Not to brag but I have a pear tree at the moment that is really something. It must be twenty feet tall, for one thing, and the pears are these fat golden gems that hang from its spongy boughs. The pear, I remember reading in The Observer about fifteen years ago, is a fruit whose time has come. Fifteen years means it’s probably come and gone by now, but still: that pear tree of mine. Sometimes it’s nice to get off the motorbike I use when gardening, put down my magic trowel and just take it in. I grew that!
Grow a Garden is everywhere on Roblox at the moment, melting servers and sending player counts through the roof. I have been intrigued by this, but not quite intrigued enough to get a Roblox account. But there’s a clone of it on Fortnite now. Of course there is. These games trade modes and ideas back and forth endlessly. So yesterday I dropped into Go Garden to see what the game’s about.

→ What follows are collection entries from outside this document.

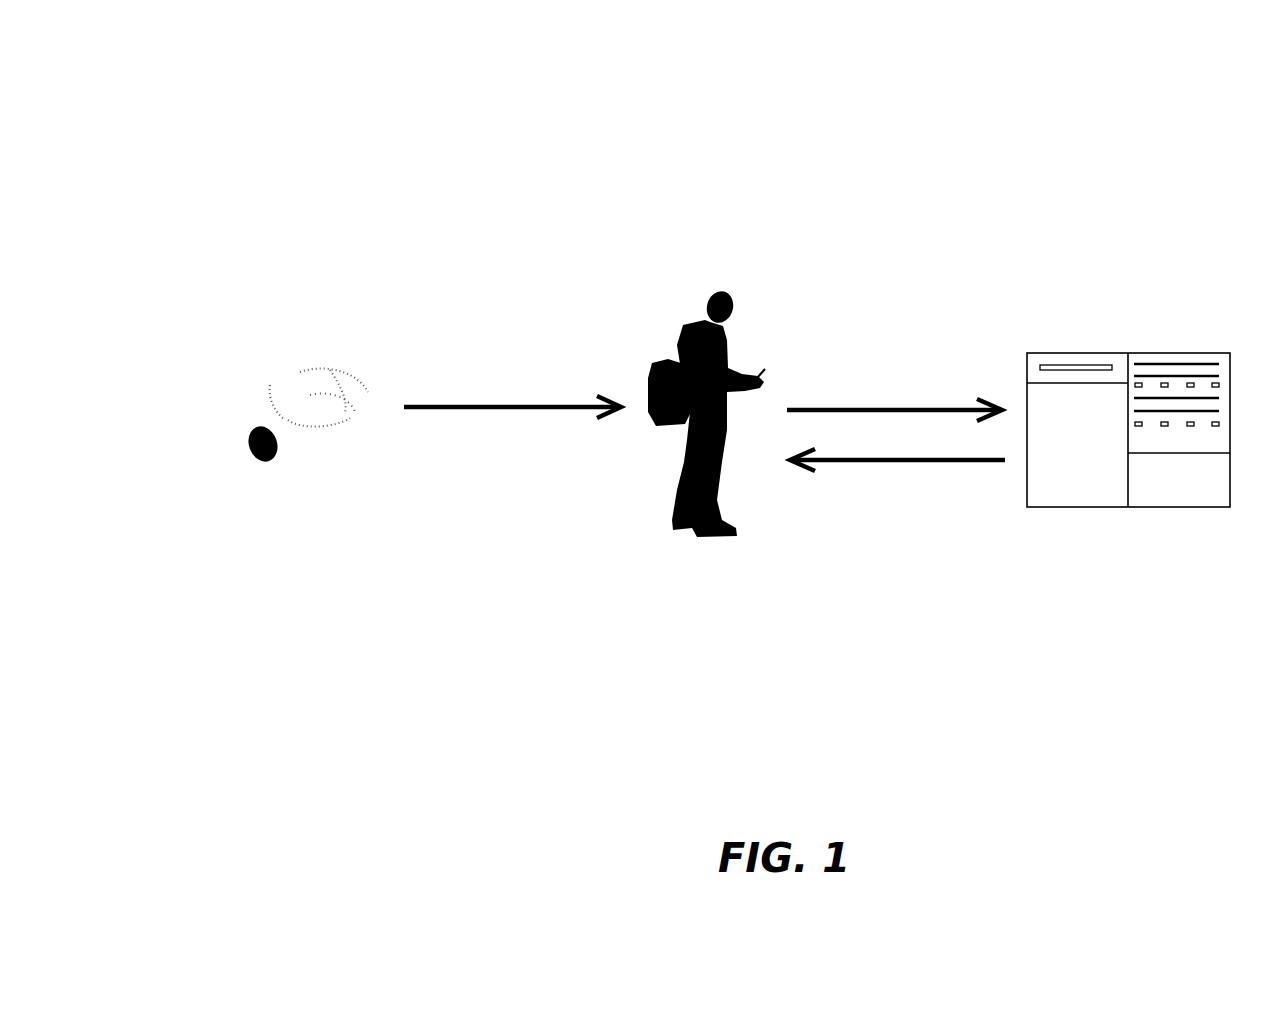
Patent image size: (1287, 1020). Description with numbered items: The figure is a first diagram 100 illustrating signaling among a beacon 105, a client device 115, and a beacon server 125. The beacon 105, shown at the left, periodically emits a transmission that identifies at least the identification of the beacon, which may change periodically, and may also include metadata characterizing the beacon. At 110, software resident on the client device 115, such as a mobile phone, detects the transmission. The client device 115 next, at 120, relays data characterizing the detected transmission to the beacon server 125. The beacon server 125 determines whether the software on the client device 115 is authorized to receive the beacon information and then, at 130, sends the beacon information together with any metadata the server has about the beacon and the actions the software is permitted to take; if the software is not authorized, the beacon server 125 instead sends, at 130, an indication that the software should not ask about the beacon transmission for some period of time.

The first diagram 100 is at (303, 110).
The beacon 105 is at (322, 447).
The detection of the transmission 110 is at (516, 391).
The client device 115 is at (760, 373).
The relaying of data 120 is at (884, 394).
The beacon server 125 is at (1117, 507).
The sending of beacon information 130 is at (899, 506).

You start with a few flower beds in an arena that’s shared with a few other players. It’s like you’ve all dropped in to the Fortnite Allotments together. You plant seeds that grow at a variety of speeds depending on what they are. You harvest the seeds and sell them and you then use the money to buy more seeds that you sell for more money and on it goes. Oh, and because it’s Fortnite, you can do most of this while bombing around on a motorbike.
There are wrinkles, which are still announcing themselves. Some plants are one and done: you plant a tulip, you get one tulip and you pick it and sell it and then get on with your life. Others, like strawberries, leave you with plants that produce more and more of the things. Different weather conditions lead to different mutations in plants, which I assume makes them more valuable. You can buy sprinklers and whatnot to speed everything along, and there’s a Piranha Plant knock-off who you can go and chat to now and then. They’ll dispatch you to grow very specific plants in order to get a little bonus gift.